La basilique Einhard  J’étais au mille onzième km depuis mon départ et j’ai vu Seligenstadt.

Seligenstadt signifie ville bénie. Il fallait le mériter ce détour ! j’ai galéré pour trouver mon chemin aux alentours de Frankfort encore une fois. Les autoroutes sont gratuites et foisonnent. Il faut comprendre leur logique. Finalement elles sont construites comme les phrases allemandes : nous avons une première indication au début puis il ne faut pas dévier jusqu’au verbe final sinon on y perd son latin ! pas évident lorsqu’on est français ! si on dévie, on se perd dans des adjectifs à rallonge et on tourne en rond. Finalement, pour mener une affaire rondement : il faut y aller carrément !
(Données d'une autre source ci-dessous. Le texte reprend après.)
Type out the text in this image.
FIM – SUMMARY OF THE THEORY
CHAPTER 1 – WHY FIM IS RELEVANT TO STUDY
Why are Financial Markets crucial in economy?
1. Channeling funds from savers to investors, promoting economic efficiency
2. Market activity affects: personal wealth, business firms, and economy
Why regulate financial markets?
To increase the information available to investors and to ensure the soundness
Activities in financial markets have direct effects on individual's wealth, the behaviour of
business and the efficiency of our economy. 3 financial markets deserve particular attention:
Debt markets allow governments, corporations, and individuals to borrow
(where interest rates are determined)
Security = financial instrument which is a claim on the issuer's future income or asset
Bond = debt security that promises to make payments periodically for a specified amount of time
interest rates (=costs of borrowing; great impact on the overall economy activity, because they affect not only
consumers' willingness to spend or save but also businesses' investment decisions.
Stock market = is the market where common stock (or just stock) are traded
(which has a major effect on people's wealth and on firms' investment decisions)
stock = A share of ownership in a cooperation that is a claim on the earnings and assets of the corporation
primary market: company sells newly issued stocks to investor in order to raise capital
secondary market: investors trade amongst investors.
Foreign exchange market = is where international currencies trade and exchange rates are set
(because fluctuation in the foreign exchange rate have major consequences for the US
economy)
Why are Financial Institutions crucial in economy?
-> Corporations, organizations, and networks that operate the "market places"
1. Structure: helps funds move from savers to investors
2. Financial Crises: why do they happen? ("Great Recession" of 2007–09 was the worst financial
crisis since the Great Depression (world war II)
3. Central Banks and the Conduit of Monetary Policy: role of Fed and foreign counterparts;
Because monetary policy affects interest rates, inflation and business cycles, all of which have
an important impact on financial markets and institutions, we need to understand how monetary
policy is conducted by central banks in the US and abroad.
Le stress de ce dédale aidant, je commençais à douter de la valeur de mes efforts pour Fr……. Mon chemin était si difficile à trouver et j’appréhendais de déboucher sur une ville sans intérêt hormis les quelques photographies que je prendrais pour  fabriquer une trace indélébile de son grand père. Et puis….pas un coup de fil depuis Sedan http://www.sedan.fr/ssctg.php?c=1&s=2 et ma motivation commençait à perdre de sa force. Est ce que mon amour méritait vraiment que je l’aime aussi fort ?Je me raisonnais en pensant que certainement, il ne pouvait pas appeler depuis l’Espagne mais quand même… ! j’avais tellement besoin au moins de l’entendre.

Je m’arrêtais dans la foret aux abords de Seligenstadt pour manger un bout. Je me suis vite aperçue que cette foret est une vaste maison de passe ! Ces cornouillards de mecs sont tous les mêmes, dans toutes les langues ! Ils n’ont pas pigé que je faisais du tourisme et commençaient à me tourner autour avec des yeux dignes de Tex Avery…  http://www.cottet.org/avery/avloup.htm sortant de leurs orbites ! je remballais donc mes quatre tomates et m’installais dans l’autre foret à la sortie de la ville.

En traversant Seligenstadt, j’eus un premier aperçu qui me remonta le moral. Ca avait l’air assez joli. J’y retournais donc pour digérer et cette fois, décidais d’y passer la journée. J’ai découvert une ville magnifique http://fr.wikipedia.org/wiki/Seligenstadt  et j’ai eu la chance de tomber en pleine brocante, juste devant l’auberge dont Fr….. m’avait parlé…celle de son grand père ?..enfin, je pense que c’était celle là : sur la place de l’hôtel de ville, non loin de la cathédrale. Les maisons sont très typiques, très colorées (beaucoup de vert) et ressemblent un peu au style normand http://www.ac-nancy-metz.fr/ia88/CPLangues/imagesetdecouvertes.html . Les cathédrales sont souvent en pierre rouge, mastoques et pourtant si raffinées. Les rues sont toutes pavées, mes talons peinaient !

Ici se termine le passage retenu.